The room is dedicated to late 19th century sculpture which does not show particular originality or elements of innovation. At the center of the room is the sculpture:

Vestibule of Rebirth
In the small and bright room, there are the panels by Paolo Gaidano of which it was said in the Sartorio veranda, in the center the bronze sculpture: Ettore Ximenes, Rebirth, 1895.

It represents a young woman, Spring, seen according to Michelangelo’s canons. Example of the most typical of the floral or liberty style, the work of the Palermo sculptor and illustrator lived mainly in Rome (1855 – 1926). In 1880 he successfully exhibited the model for Ciceruacchio (later made of bronze and placed in the Ripetta promenade), the following year in Paris he was appreciated for his “Nanà”. He made the bronze quadriga on the Palace of Justice in Rome. The Ximenes cottage in Piazza Galeno in Rome was built for himself in the most typical liberty style.

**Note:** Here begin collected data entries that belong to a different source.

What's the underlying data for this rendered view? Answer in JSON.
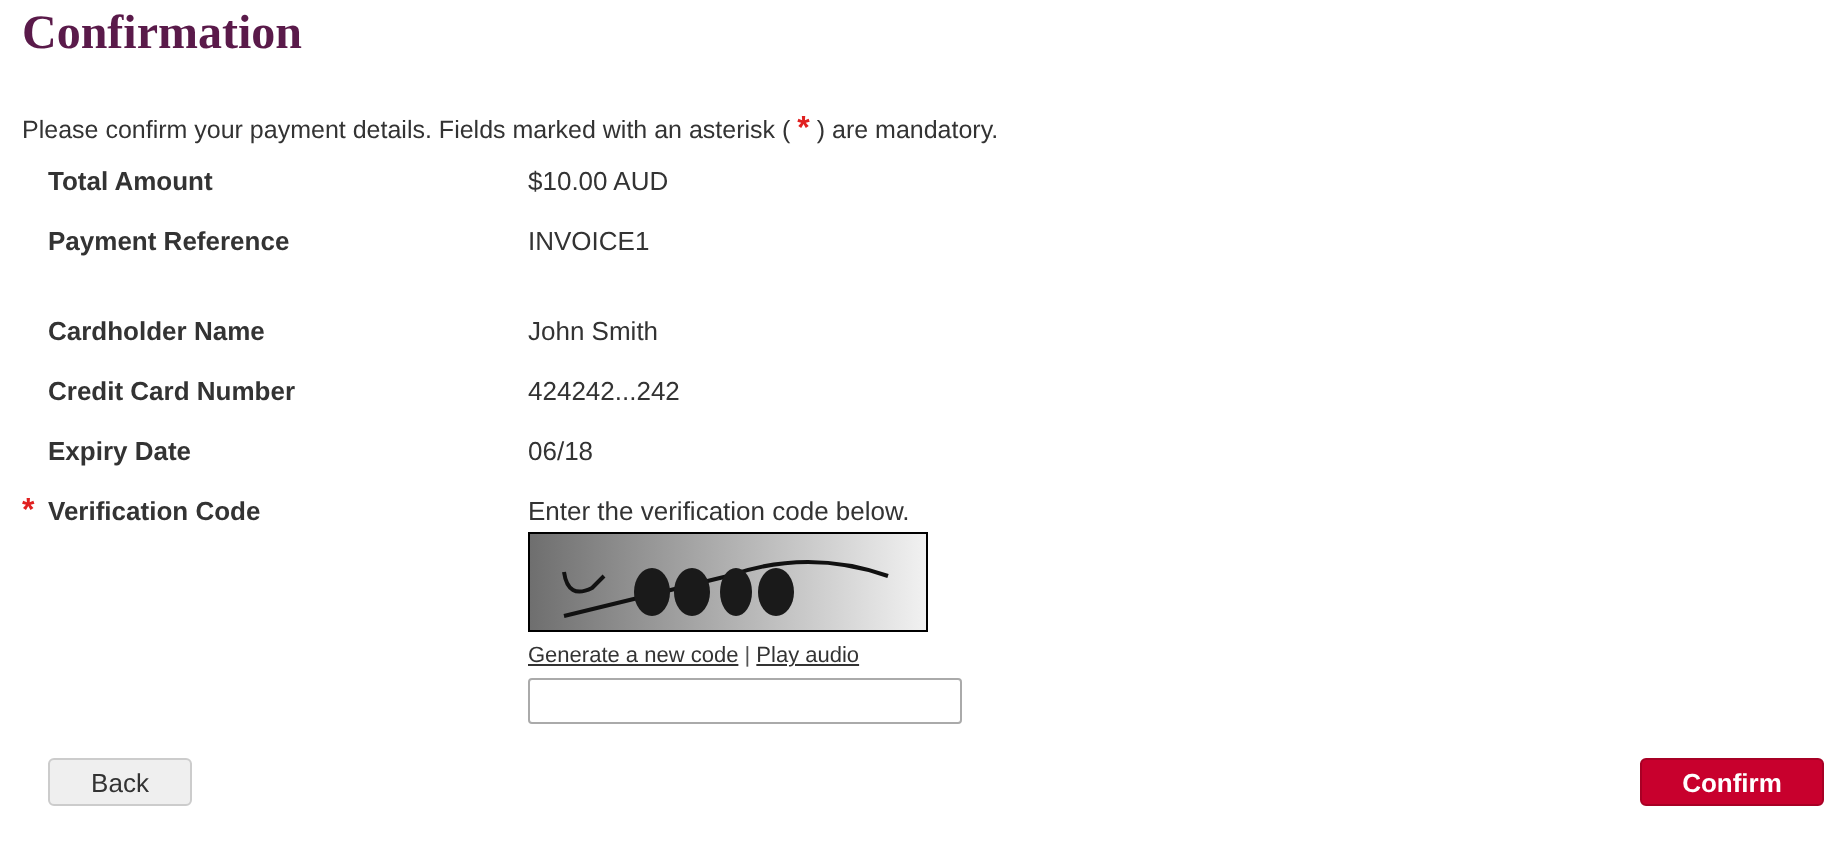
{
  "title": "Confirmation",
  "intro": {
    "before": "Please confirm your payment details. Fields marked with an asterisk (",
    "mark": "*",
    "after": ") are mandatory."
  },
  "groups": [
    [
      {
        "label": "Total Amount",
        "value": "$10.00 AUD"
      },
      {
        "label": "Payment Reference",
        "value": "INVOICE1"
      }
    ],
    [
      {
        "label": "Cardholder Name",
        "value": "John Smith"
      },
      {
        "label": "Credit Card Number",
        "value": "424242...242"
      },
      {
        "label": "Expiry Date",
        "value": "06/18"
      }
    ]
  ],
  "verification": {
    "required_mark": "*",
    "label": "Verification Code",
    "instruction": "Enter the verification code below.",
    "captcha": {
      "kind": "picture"
    },
    "links": [
      "Generate a new code",
      "Play audio"
    ],
    "separator": "|"
  },
  "buttons": [
    {
      "kind": "secondary",
      "label": "Back"
    },
    {
      "kind": "primary",
      "label": "Confirm"
    }
  ]
}
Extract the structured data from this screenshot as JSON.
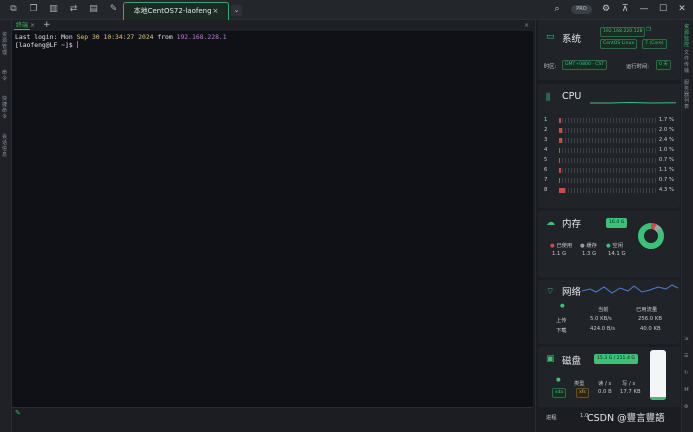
{
  "titlebar": {
    "toolbar_icons": [
      "new-window-icon",
      "document-icon",
      "columns-icon",
      "transfer-icon",
      "list-icon",
      "tool-icon"
    ],
    "active_tab": {
      "label": "本地CentOS72-laofeng",
      "close": "×"
    },
    "tab_dropdown": "⌄",
    "search_icon": "search-icon",
    "pro_badge": "PRO",
    "settings_icon": "gear-icon",
    "pin_icon": "pin-icon",
    "minimize": "—",
    "maximize": "☐",
    "close": "✕"
  },
  "left_sidebar": {
    "items": [
      "资源管理",
      "命令",
      "快捷命令",
      "会话信息"
    ]
  },
  "subtabs": {
    "label": "终端",
    "close": "×",
    "add": "+",
    "close_all": "×"
  },
  "terminal": {
    "login_prefix": "Last login: ",
    "login_day": "Mon ",
    "login_date": "Sep 30 10:34:27 2024",
    "login_from": " from ",
    "login_ip": "192.168.228.1",
    "prompt": "[laofeng@LF ~]$ "
  },
  "term_status_icon": "pencil-icon",
  "system": {
    "title": "系统",
    "ip": "192.168.220.128",
    "os_badge": "CentOS Linux",
    "version_badge": "7 (Core)",
    "timezone_label": "时区:",
    "timezone_value": "GMT+0800 · CST",
    "uptime_label": "运行时间:",
    "uptime_value": "0 天"
  },
  "cpu": {
    "title": "CPU",
    "cores": [
      {
        "n": "1",
        "pct": 1.7,
        "label": "1.7 %"
      },
      {
        "n": "2",
        "pct": 2.0,
        "label": "2.0 %"
      },
      {
        "n": "3",
        "pct": 2.4,
        "label": "2.4 %"
      },
      {
        "n": "4",
        "pct": 1.0,
        "label": "1.0 %"
      },
      {
        "n": "5",
        "pct": 0.7,
        "label": "0.7 %"
      },
      {
        "n": "6",
        "pct": 1.1,
        "label": "1.1 %"
      },
      {
        "n": "7",
        "pct": 0.7,
        "label": "0.7 %"
      },
      {
        "n": "8",
        "pct": 4.3,
        "label": "4.3 %"
      }
    ]
  },
  "memory": {
    "title": "内存",
    "total_badge": "16.4 G",
    "used_label": "已使用",
    "used_value": "1.1 G",
    "cache_label": "缓存",
    "cache_value": "1.3 G",
    "free_label": "空闲",
    "free_value": "14.1 G",
    "used_fraction": 0.07,
    "cache_fraction": 0.08
  },
  "network": {
    "title": "网络",
    "col_current": "当前",
    "col_total": "已用流量",
    "up_label": "上传",
    "up_current": "5.0 KB/s",
    "up_total": "256.0 KB",
    "down_label": "下载",
    "down_current": "424.0 B/s",
    "down_total": "40.0 KB"
  },
  "disk": {
    "title": "磁盘",
    "usage_badge": "15.3 G / 211.4 G",
    "col_type": "类型",
    "col_read": "读 / s",
    "col_write": "写 / s",
    "device": "sda",
    "type": "xfs",
    "read": "0.0 B",
    "write": "17.7 KB",
    "used_fraction": 0.07
  },
  "process": {
    "label": "进程",
    "partial": "1.0"
  },
  "right_sidebar": {
    "items": [
      "资源监控",
      "文件传输",
      "服务器列表"
    ]
  },
  "watermark": "CSDN @豐言豐語",
  "colors": {
    "accent": "#3cc178",
    "cpu_bar": "#d04a4a",
    "terminal_bg": "#0f1117"
  }
}
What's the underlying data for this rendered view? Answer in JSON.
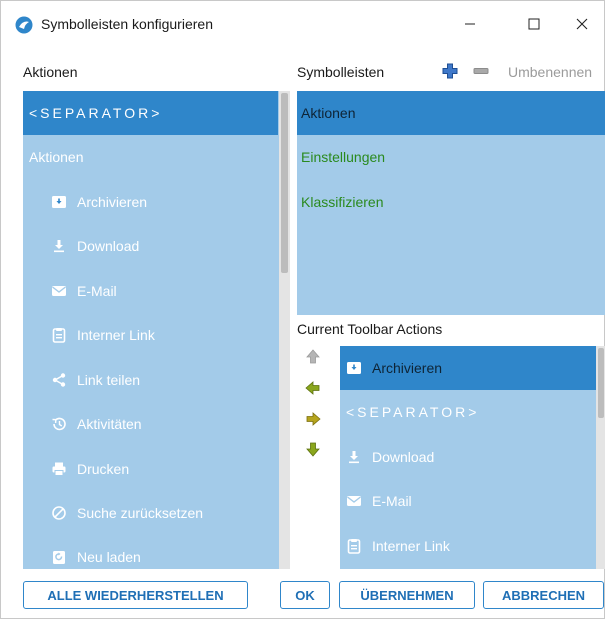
{
  "window": {
    "title": "Symbolleisten konfigurieren",
    "icon": "app-logo-icon"
  },
  "left_panel": {
    "header": "Aktionen",
    "items": [
      {
        "label": "<SEPARATOR>",
        "icon": "",
        "selected": true
      },
      {
        "label": "Aktionen",
        "icon": ""
      },
      {
        "label": "Archivieren",
        "icon": "archive-icon"
      },
      {
        "label": "Download",
        "icon": "download-icon"
      },
      {
        "label": "E-Mail",
        "icon": "mail-icon"
      },
      {
        "label": "Interner Link",
        "icon": "clipboard-icon"
      },
      {
        "label": "Link teilen",
        "icon": "share-icon"
      },
      {
        "label": "Aktivitäten",
        "icon": "history-icon"
      },
      {
        "label": "Drucken",
        "icon": "print-icon"
      },
      {
        "label": "Suche zurücksetzen",
        "icon": "block-icon"
      },
      {
        "label": "Neu laden",
        "icon": "reload-icon"
      }
    ]
  },
  "toolbars_panel": {
    "header": "Symbolleisten",
    "add_icon": "plus-icon",
    "remove_icon": "minus-icon",
    "rename_label": "Umbenennen",
    "items": [
      {
        "label": "Aktionen",
        "selected": true
      },
      {
        "label": "Einstellungen"
      },
      {
        "label": "Klassifizieren"
      }
    ]
  },
  "current_panel": {
    "header": "Current Toolbar Actions",
    "items": [
      {
        "label": "Archivieren",
        "icon": "archive-icon",
        "selected": true
      },
      {
        "label": "<SEPARATOR>",
        "icon": ""
      },
      {
        "label": "Download",
        "icon": "download-icon"
      },
      {
        "label": "E-Mail",
        "icon": "mail-icon"
      },
      {
        "label": "Interner Link",
        "icon": "clipboard-icon"
      }
    ]
  },
  "buttons": {
    "restore_all": "ALLE WIEDERHERSTELLEN",
    "ok": "OK",
    "apply": "ÜBERNEHMEN",
    "cancel": "ABBRECHEN"
  },
  "colors": {
    "list_bg": "#a3cbe9",
    "selected_bg": "#2f86ca",
    "green_text": "#2a8a1e",
    "button_border": "#2f86ca"
  }
}
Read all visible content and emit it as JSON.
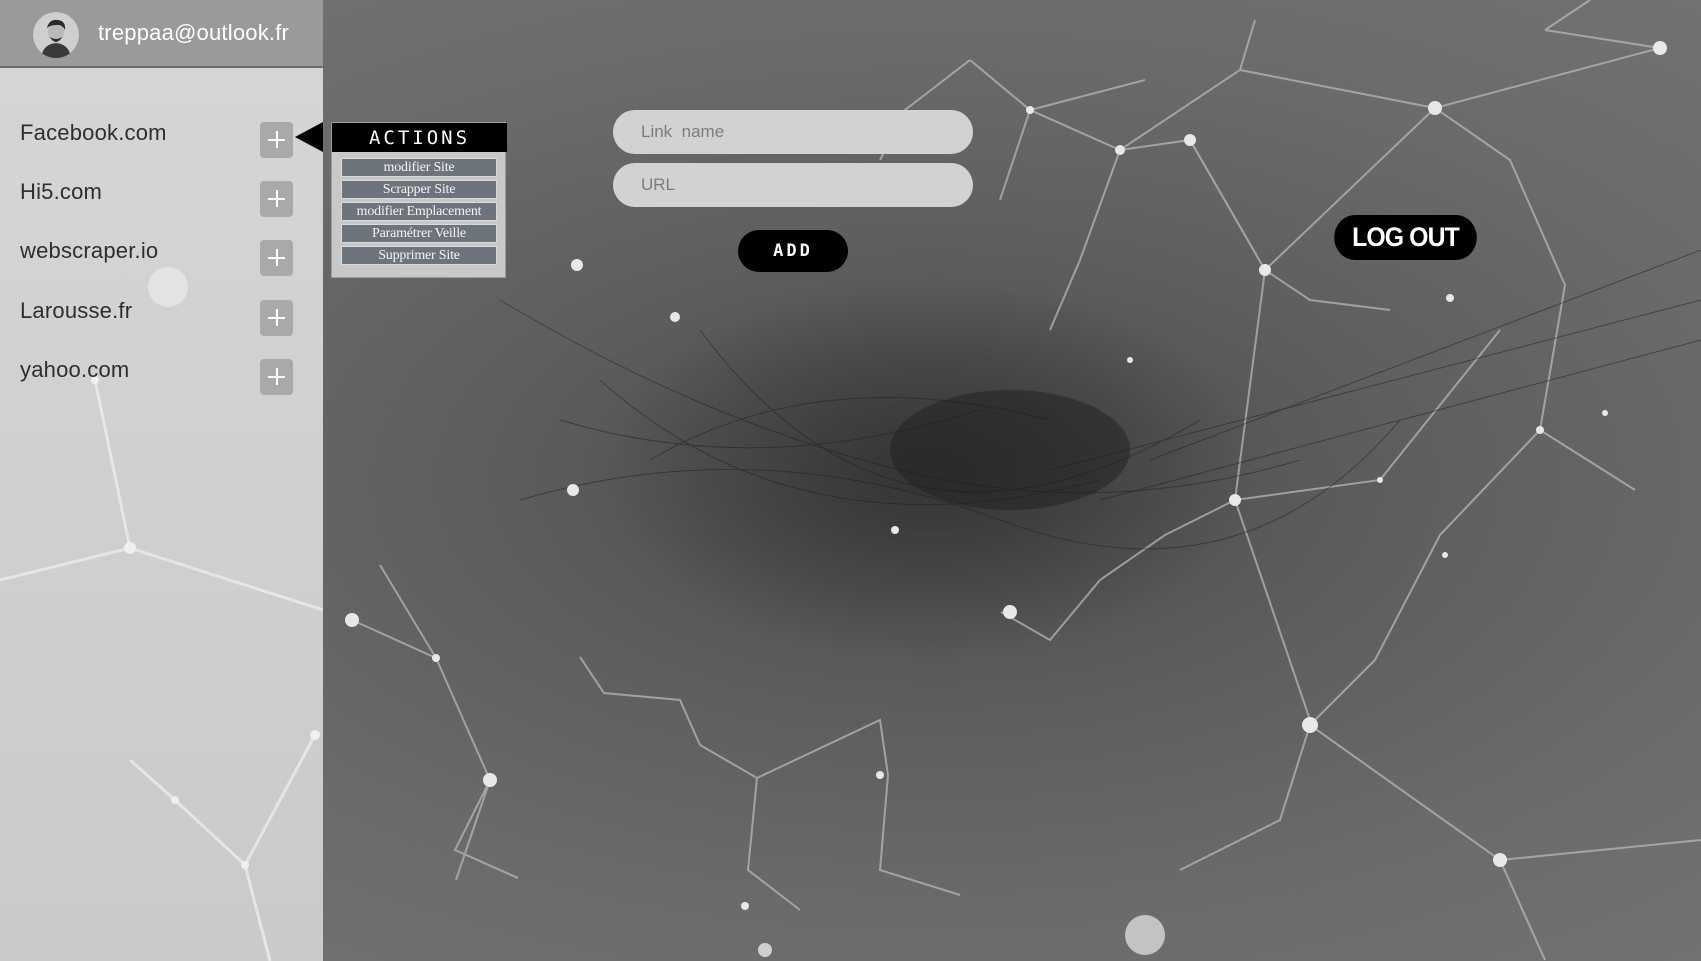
{
  "user": {
    "email": "treppaa@outlook.fr"
  },
  "sidebar": {
    "sites": [
      {
        "label": "Facebook.com"
      },
      {
        "label": "Hi5.com"
      },
      {
        "label": "webscraper.io"
      },
      {
        "label": "Larousse.fr"
      },
      {
        "label": "yahoo.com"
      }
    ]
  },
  "actions": {
    "title": "ACTIONS",
    "items": [
      {
        "label": "modifier Site"
      },
      {
        "label": "Scrapper Site"
      },
      {
        "label": "modifier Emplacement"
      },
      {
        "label": "Paramétrer Veille"
      },
      {
        "label": "Supprimer Site"
      }
    ]
  },
  "form": {
    "link_name_placeholder": "Link  name",
    "url_placeholder": "URL",
    "add_label": "ADD"
  },
  "header": {
    "logout_label": "LOG OUT"
  },
  "colors": {
    "background": "#5e5e5e",
    "sidebar": "#d0d0d0",
    "accent": "#000000"
  },
  "icons": {
    "add_site": "plus-icon",
    "avatar": "user-avatar"
  }
}
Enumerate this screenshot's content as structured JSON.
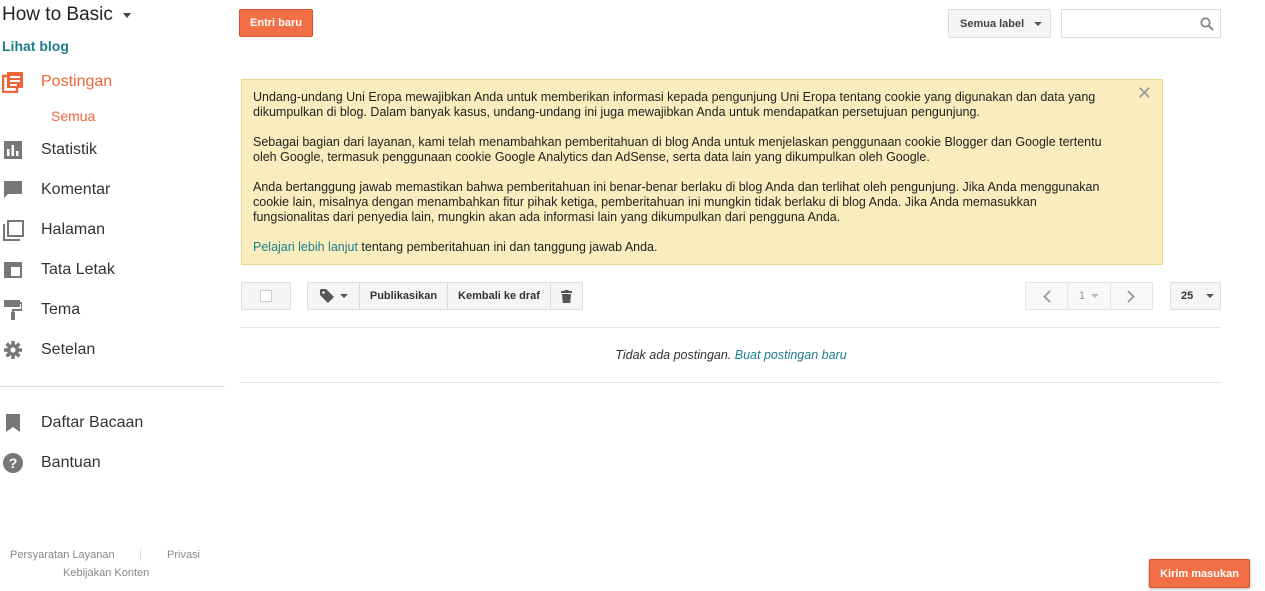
{
  "colors": {
    "accent": "#f26f45",
    "link": "#1c7d8a",
    "notice_bg": "#f9edbe"
  },
  "sidebar": {
    "blog_title": "How to Basic",
    "view_blog": "Lihat blog",
    "items": [
      {
        "label": "Postingan",
        "icon": "posts-icon",
        "active": true
      },
      {
        "label": "Statistik",
        "icon": "stats-icon"
      },
      {
        "label": "Komentar",
        "icon": "comments-icon"
      },
      {
        "label": "Halaman",
        "icon": "pages-icon"
      },
      {
        "label": "Tata Letak",
        "icon": "layout-icon"
      },
      {
        "label": "Tema",
        "icon": "theme-icon"
      },
      {
        "label": "Setelan",
        "icon": "settings-icon"
      },
      {
        "label": "Daftar Bacaan",
        "icon": "bookmark-icon"
      },
      {
        "label": "Bantuan",
        "icon": "help-icon"
      }
    ],
    "sub_item": "Semua",
    "footer": {
      "terms": "Persyaratan Layanan",
      "privacy": "Privasi",
      "content_policy": "Kebijakan Konten"
    }
  },
  "toolbar": {
    "new_post": "Entri baru",
    "label_filter": "Semua label",
    "search_placeholder": ""
  },
  "notice": {
    "p1": "Undang-undang Uni Eropa mewajibkan Anda untuk memberikan informasi kepada pengunjung Uni Eropa tentang cookie yang digunakan dan data yang dikumpulkan di blog. Dalam banyak kasus, undang-undang ini juga mewajibkan Anda untuk mendapatkan persetujuan pengunjung.",
    "p2": "Sebagai bagian dari layanan, kami telah menambahkan pemberitahuan di blog Anda untuk menjelaskan penggunaan cookie Blogger dan Google tertentu oleh Google, termasuk penggunaan cookie Google Analytics dan AdSense, serta data lain yang dikumpulkan oleh Google.",
    "p3": "Anda bertanggung jawab memastikan bahwa pemberitahuan ini benar-benar berlaku di blog Anda dan terlihat oleh pengunjung. Jika Anda menggunakan cookie lain, misalnya dengan menambahkan fitur pihak ketiga, pemberitahuan ini mungkin tidak berlaku di blog Anda. Jika Anda memasukkan fungsionalitas dari penyedia lain, mungkin akan ada informasi lain yang dikumpulkan dari pengguna Anda.",
    "learn_more": "Pelajari lebih lanjut",
    "p4_rest": " tentang pemberitahuan ini dan tanggung jawab Anda.",
    "close": "✕"
  },
  "posts_toolbar": {
    "publish": "Publikasikan",
    "revert_draft": "Kembali ke draf",
    "page": "1",
    "per_page": "25"
  },
  "empty": {
    "message": "Tidak ada postingan.",
    "create_link": "Buat postingan baru"
  },
  "feedback": "Kirim masukan"
}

National gallery of modern and contemporary art in Rome
The National Gallery of Modern and Contemporary Art, also known as La Galleria Nazionale, is an art gallery in Rome, Italy. It was founded in 1883 on the initiative of the then Minister Guido Baccelli and is dedicated to modern and contemporary art.

It houses the most complete collection dedicated to Italian and foreign art from the 19th century to today. Among paintings, drawings, sculptures and installations, the almost 20,000 works in the collection are an expression of the main artistic currents of the last two centuries, from neoclassicism to impressionism, from divisionism to the historical avant-gardes of the early twentieth century, from futurism and surrealism, to the most conspicuous nucleus of works of Italian art between the 1920s and 1940s, from the twentieth century movement to the so-called Roman school.

The National Gallery of Modern and Contemporary Art keeps the complete collection of international and Italian art from the XIX to the XXI century, composed of 20.000 artworks, including paintings, drawings, sculptures and installations and it represents the major artistic movements from the last two centuries. From Neoclassicism to Impressionism, Divisionism and Historical avant-gardes of the early twentieth century, Futurism, Surrealism, the most remarkable group of works from the ’20s to the’ 40s, from the Novecento’s movement to the so-called Scuola Romana, from Pop Art to Arte Povera, contemporary art and artists from our time, and more are represented and showcased in La Galleria Nazionale’s collection and space.

The new gallery layout was inaugurated in October 2016, based on an original project which, by reducing the number of works on display, introduces the non-chronological reading key to the main exhibition “Time is out of joint.” In addition to the new layout of the rooms, the access area to services, called the “welcome area”, the library and the Sala delle Colonne are redefined. While retaining the institutional name of the National Gallery of Modern and Contemporary Art, the gallery takes on a new name in its communication, “The National Gallery.”